In a distributed application it is difficult to use debugging techniques common in developing non-distributed applications. Bringing production observability to your testing environment helps to find bugs, argued Francisco Gortázar at the European Testing Conference 2019. He presented ElasTest, a tool for developers to test and validate complex distributed systems using observability.
Observability helps to understand why the application is behaving the way it behaves, said Gortázar. The only way to understand the behaviour of a distributed application is to look at the data that it generates (its external outputs) to figure out the internal states. The purpose of observability is to bring useful information from the observed application to testers and developers, argued Gortázar.
Gortázar suggested building high-level abstractions that are close to business in order to discriminate interesting events from those that maybe won’t have a direct impact on users. In production we usually start with raw metrics, but soon enough we develop our own metrics, and set alarms on those metrics, he said. Collecting everything at any time requires managing a huge amount of information, so Gortázar proposed to use dynamic sampling to avoid collecting non interesting events and focus on what matters. When things go weird, start collecting more information to better diagnose the problem and hopefully find a solution.
ElasTest is an open source tool for providing observability in testing environments, which aims to help developers test and validate complex distributed systems. It provides similar capabilities to the ELK stack, the main difference being the awareness of the testing process. ElasTest understands what a test is, and is able to collect relevant information when necessary and present it in a way that makes it pretty straightforward to look at separate bugs and tests.
The ElasTest project is publicly funded by the European Union. The platform is developed by a consortium of European academic institutions, research centers, large industrial companies and SMEs, using the common tools and services of the open source software community.
InfoQ: Why is it so difficult to collect information about what’s happening in distributed systems and cloud-native applications?
Francisco Gortázar: Basically, two main issues arise: the first one is about collecting information from several services that run on different machines. Specific software needs to be used to send all the information to a central database for online or offline inspection. The second one is the issue about the amount of information that is generated. We’re running into big data problems here, so good policies for removing old data are needed.
In addition to this, testing environments pose some specificities that make them different from production environments. So it could be the case that the same tools that are used in production require so much effort to deploy and configure, that sometimes companies do not want to invest such efforts on the testing environment. Operations teams are usually so busy with the production environment that they cannot devote time to other environments.
InfoQ: What’s your advice for setting up observability?
Gortázar: There are many different tools that could help to set an appropriate level of observability for our production systems, but it requires a big effort to put all these pieces together in order to have the necessary visualization abstractions in place.

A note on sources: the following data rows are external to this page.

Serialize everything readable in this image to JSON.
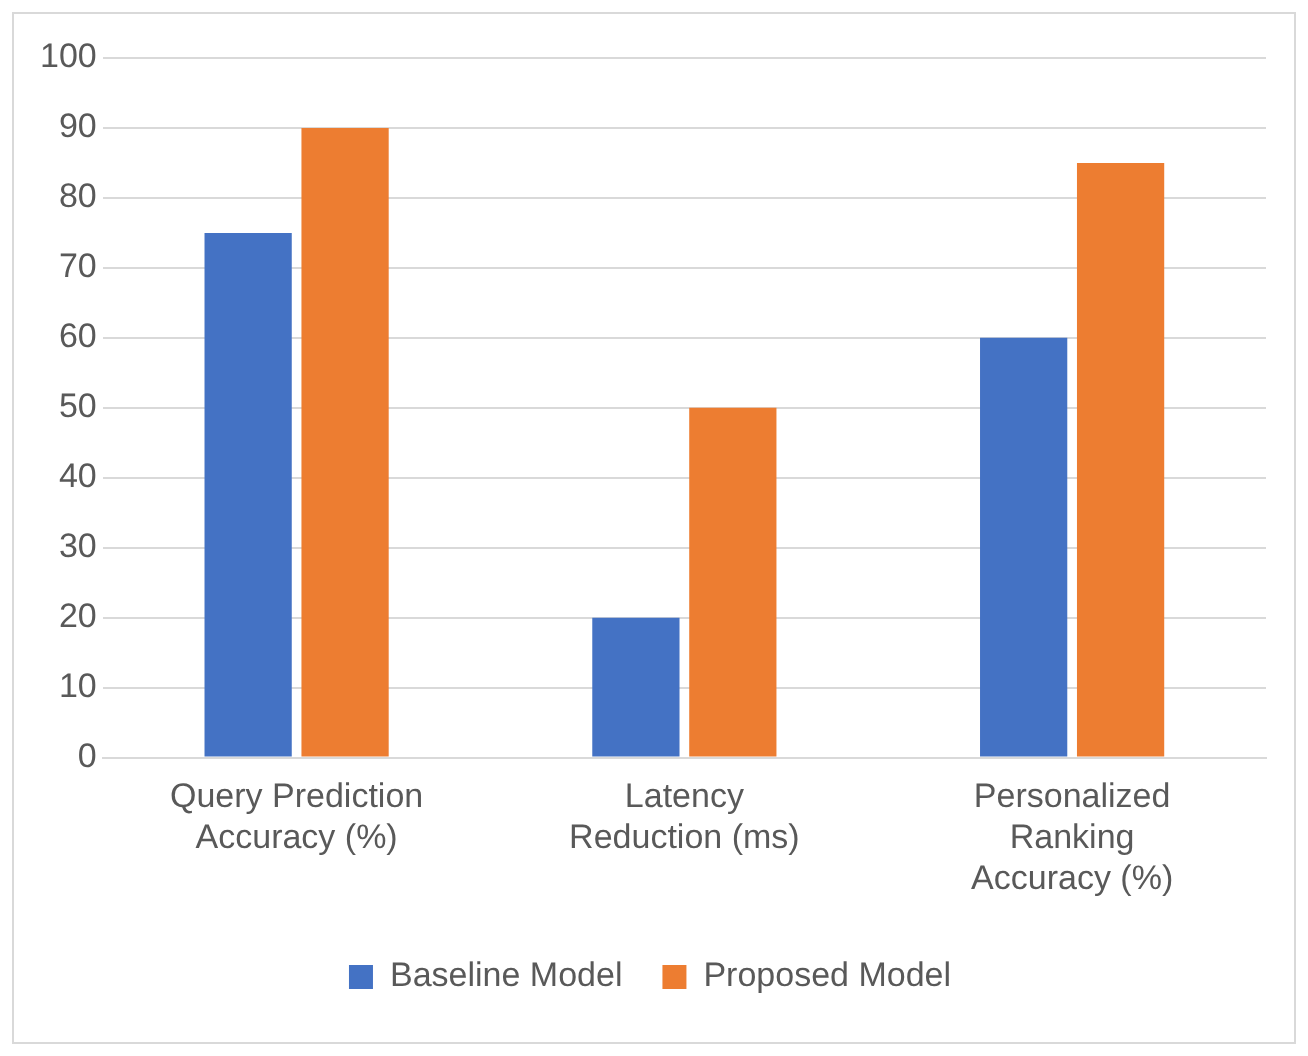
{
  "chart_data": {
    "type": "bar",
    "categories": [
      "Query Prediction Accuracy (%)",
      "Latency Reduction (ms)",
      "Personalized Ranking Accuracy (%)"
    ],
    "series": [
      {
        "name": "Baseline Model",
        "color": "#4472c4",
        "values": [
          75,
          20,
          60
        ]
      },
      {
        "name": "Proposed Model",
        "color": "#ed7d31",
        "values": [
          90,
          50,
          85
        ]
      }
    ],
    "ylim": [
      0,
      100
    ],
    "yticks": [
      0,
      10,
      20,
      30,
      40,
      50,
      60,
      70,
      80,
      90,
      100
    ],
    "grid": "y",
    "legend": "bottom"
  }
}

Ideally, we should bring the same tools that are used in production to our testing environment. However, usually the teams that are in charge of those observability systems for production don’t have time to deploy and maintain a similar toolset for other environments. When this is the case, at least developers and testers can still use some straightforward tools that can bring some level of observability to their testing environments.

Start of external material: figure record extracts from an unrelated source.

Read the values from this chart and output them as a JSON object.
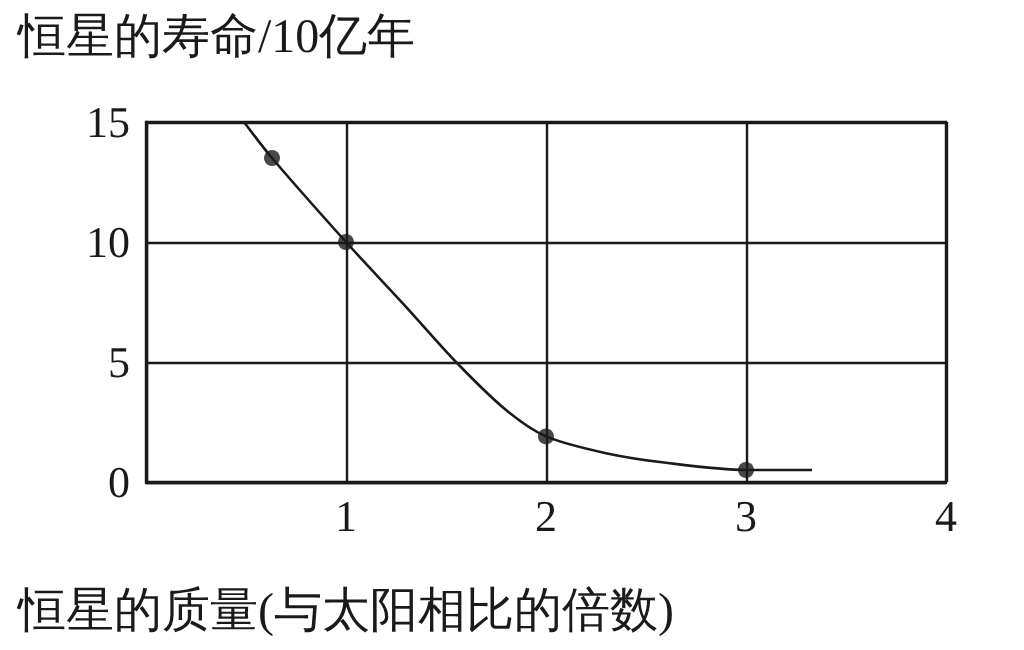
{
  "chart_data": {
    "type": "line",
    "ylabel": "恒星的寿命/10亿年",
    "xlabel": "恒星的质量(与太阳相比的倍数)",
    "series": [
      {
        "color": "#1a1a1a",
        "marker": "none",
        "x": [
          0.49,
          0.63,
          1,
          1.3,
          1.55,
          1.8,
          2,
          2.3,
          2.6,
          3,
          3.33
        ],
        "values": [
          15,
          13.5,
          10,
          7.3,
          5,
          3.0,
          1.9,
          1.2,
          0.8,
          0.5,
          0.5
        ]
      },
      {
        "type": "scatter",
        "color": "#1a1a1a",
        "marker": "circle",
        "x": [
          0.63,
          1,
          2,
          3
        ],
        "values": [
          13.5,
          10,
          1.9,
          0.5
        ]
      }
    ],
    "xlim": [
      0,
      4
    ],
    "xticks": [
      {
        "value": 0,
        "label": null
      },
      1,
      2,
      3,
      4
    ],
    "ylim": [
      0,
      15
    ],
    "yticks": [
      0,
      5,
      10,
      15
    ],
    "grid": true
  }
}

InfoQ: What tools exist for observability in end-to-end testing, and how can we use them?
Gortázar: The so-called ELK stack (where ELK stands for ElasticSearch, Logstash and Kibana, a common toolset for managing raw logs and metrics from Elastic co.) along with the Beat agents developed by this company make it really easy to collect logs and metrics from your systems. It is not difficult to have those agents deployed alongside with the system we want to test, and have them send information to an ElasticSearch database. For those tests that failed we can use Kibana to further investigate the issue. Kibana is able to graph the metrics collected, and can be used as well for querying our logs. These two features can help to better localize our bugs.
However, these tools have some limitations when used in a testing environment. When we take a look at Continuous Integration systems, things are very different. Usually, one collects information only during the duration of the tests that are run as part of this integration process. Moreover, this information is only useful when there are test failures, i.e., parts of the application not working as expected. It is only then when this information is usually inspected to find the root cause of the failure. However, the information is presented in ways that make really difficult to understand the behaviour of the system. For instance, dashboards don’t usually understand the boundaries of tests (when a test starts and ends), and cannot filter out information of those tests that are not relevant, unless we know at which specific point in time they started and ended. So isolation of the interesting information is one of the problems with standard observability tools.
InfoQ: What can be done to find the root causes of bugs?
Gortázar: In a distributed system, finding the root cause of a bug is definitely not easy. When I face the problem, I’d like to be able to compare a success execution with a failure one, side by side. This is difficult due to the nature of logs, which can vary between executions. Such a tool should be able to identify the common patterns and discard the irrelevant pieces of information that might vary between two different executions.
This comparison feature should be available as well for any other kind of metric. If I can compare the memory consumption or latency of requests of two consecutive executions I might be able to understand why the second failed.
In general, we need more specific tools for this task. In a testing environment, we have more control as to what information to store but we need to raise awareness within the tools about the testing process. This way, we can gather the necessary information during test runs, and provide the appropriate abstractions to understand why a specific test failed. We are researching ways to visualize the information we collect with ElasTest so that bug localization can be done faster and more accurate. We think there’s a lot of improvement to be applied to our Continuous Integration environments yet.